I mention these, though, because in recent years Points 1 and 2 have collided somewhat in my head. It has been a long time since I saw a female superhero in a comic drawn with anything approaching a genuine hourglass - they’re frequently drawn with one in mind, clearly, but then something happens and the artist falls at the final hurdle. You end up looking at a stream of identically-figured women who are completely slim up and down until you get to the torso, where you find breast implants that could take your eyes out and the abdomen of a wasp. Plus, those breasts - those enormous, massive breasts - are always drawn out of a bra, and therefore spread sideways under the armpits. And yet are still completely perky.
For the record, there’s just no way they would be. Breast tissue has no ligaments, so the bigger and heavier they are, the more you’re picking them up off your navel of a morning. And you can’t even approach the word ‘comfortable’ without a bra. At that size, you can’t even approach the words ‘not hurting’ without a bra.

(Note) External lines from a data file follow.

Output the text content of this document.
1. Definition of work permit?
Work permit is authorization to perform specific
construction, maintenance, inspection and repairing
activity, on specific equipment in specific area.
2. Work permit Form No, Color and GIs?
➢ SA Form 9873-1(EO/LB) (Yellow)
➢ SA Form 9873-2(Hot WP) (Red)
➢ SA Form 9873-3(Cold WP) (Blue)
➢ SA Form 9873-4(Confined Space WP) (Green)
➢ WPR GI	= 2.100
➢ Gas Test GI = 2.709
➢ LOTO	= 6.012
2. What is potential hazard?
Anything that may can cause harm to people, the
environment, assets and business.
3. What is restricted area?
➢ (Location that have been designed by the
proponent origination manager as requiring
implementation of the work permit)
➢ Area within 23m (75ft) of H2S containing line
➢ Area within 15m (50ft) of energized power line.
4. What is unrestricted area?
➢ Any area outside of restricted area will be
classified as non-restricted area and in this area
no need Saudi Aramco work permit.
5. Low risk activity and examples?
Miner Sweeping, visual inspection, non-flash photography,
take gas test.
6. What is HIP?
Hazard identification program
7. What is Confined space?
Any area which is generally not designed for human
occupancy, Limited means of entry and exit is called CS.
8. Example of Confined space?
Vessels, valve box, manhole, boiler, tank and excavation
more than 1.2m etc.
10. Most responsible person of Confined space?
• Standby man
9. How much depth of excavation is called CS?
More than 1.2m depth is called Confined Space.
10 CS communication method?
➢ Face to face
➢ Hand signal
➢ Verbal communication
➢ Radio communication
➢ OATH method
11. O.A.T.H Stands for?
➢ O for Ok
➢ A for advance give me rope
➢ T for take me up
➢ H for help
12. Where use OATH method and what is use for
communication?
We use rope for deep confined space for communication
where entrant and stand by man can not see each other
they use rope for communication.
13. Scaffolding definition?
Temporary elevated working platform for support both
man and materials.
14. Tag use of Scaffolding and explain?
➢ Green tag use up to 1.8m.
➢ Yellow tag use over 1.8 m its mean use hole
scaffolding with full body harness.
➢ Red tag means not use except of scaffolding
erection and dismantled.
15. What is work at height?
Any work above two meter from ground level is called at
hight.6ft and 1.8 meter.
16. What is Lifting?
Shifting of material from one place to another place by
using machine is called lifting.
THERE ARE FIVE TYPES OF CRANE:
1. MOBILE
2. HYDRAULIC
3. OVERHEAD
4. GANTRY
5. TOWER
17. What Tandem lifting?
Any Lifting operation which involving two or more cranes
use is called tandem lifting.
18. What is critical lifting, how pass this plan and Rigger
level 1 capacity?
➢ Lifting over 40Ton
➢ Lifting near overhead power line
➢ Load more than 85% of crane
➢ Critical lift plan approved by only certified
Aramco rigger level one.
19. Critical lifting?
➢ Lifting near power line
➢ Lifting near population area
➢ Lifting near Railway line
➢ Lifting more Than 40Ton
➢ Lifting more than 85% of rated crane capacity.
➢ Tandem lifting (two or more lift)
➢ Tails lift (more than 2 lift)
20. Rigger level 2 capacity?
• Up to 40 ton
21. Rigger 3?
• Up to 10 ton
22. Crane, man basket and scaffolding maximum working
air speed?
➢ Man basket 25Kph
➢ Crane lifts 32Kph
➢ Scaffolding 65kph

So, I’ve decided to start this project where I redraw a lot of superhero women as they’d actually look if they were Real Life hourglass figures, using myself as a model. The process so far has involved prancing about in front of a camera in a bra and thong while trying not to fall over, and then drawing myself while resisting the hella-powerful temptation to ‘correct’ things. The emotional slide goes “Oh god hideous photo” - “Sketching seems like I look okay” - “Sketch is finished oh god I’m hideous” - “Colouring oh god I’m hideous” - “Colouring is finished, seems like I look fine but am wearing a shit costume”.
Most inappropriate costume for a Real Woman ever, by the way, goes to Emma Frost. In case you were wondering. Remember those large bricklayer shoulders I mentioned that come with the hourglass figure? They don’t mix well with an off-the-shoulders line.